Townsend Productions performed extracts from

Tolpuddle Theatre, and United We Stand – and their

current touring production Dare Devil Rides to Jamara,

by Neil Gore, his new play about Clem Beckett a

motorbike speed rider who volunteered to fight fascists

in the Spanish Civil War. Another character is the

Marxist critic Christopher Caudwell. Caudwell on stage?

Fascinating stuff. This is sophisticated drama, not agit’

prop.

An invigorated audience generated some interesting

ideas for;

1.

alternative arts councils, funded by the Trade

Unions

2.

a centre/theatre as a home to working class theatre.

3.

importance of the revival of satire

4.

use of a common language around the arts,

whatever the level.

5.

professionalism and excellence

6.

importance of a fair rate to artists, making

communities stronger.

This was a powerful and timely day that reminded us

that art can serve politics by revealing and mirroring

our society. It can put the oomph into a campaign,

inspire and motivate, help the ideas slip down nicely in

education events, but it is its transformational nature

that’s so important, and the role that art plays in a

fulfilled life.

Like food, it nourishes, and we can’t live without it.

But this was a given; no need to rehearse and finesse

psychological theories about art and the individual and

society. This event was a step on the way to a three

day Liberating Arts festival planned for November 3,4,5

2017.

As the trade union movement gears up towards a high

level of struggle during the next few years cultural work

will be strengthened to appeal to the head and heart.

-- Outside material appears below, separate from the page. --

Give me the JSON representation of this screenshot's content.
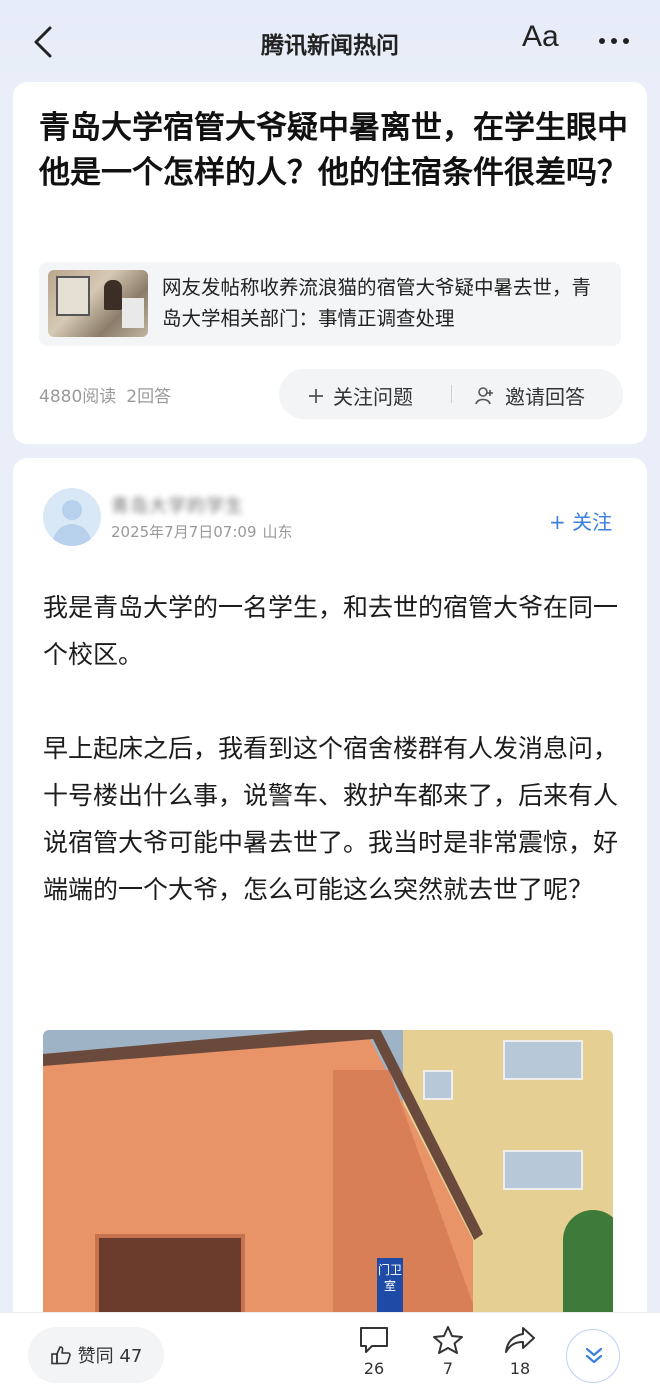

For art changes people, and so does activism. Together

they’re dynamite.

Doug Nicholls concluded with an observation about

our national poet Shakespeare;

“It’s no accident that our great national poet and

playwright was on our side, a socialist. Shakespeare in his

history plays and great tragedies depicts the economic and

moral collapse of the feudal system, in his Roman plays he

shows how any socially divided society is undemocratic

and ruled by despots and in his comedies, particularly plays

like The Comedy of Errors, he shows how the market driven

economy destroys social relationships and how human

identity is distorted by profit and the cash nexus.”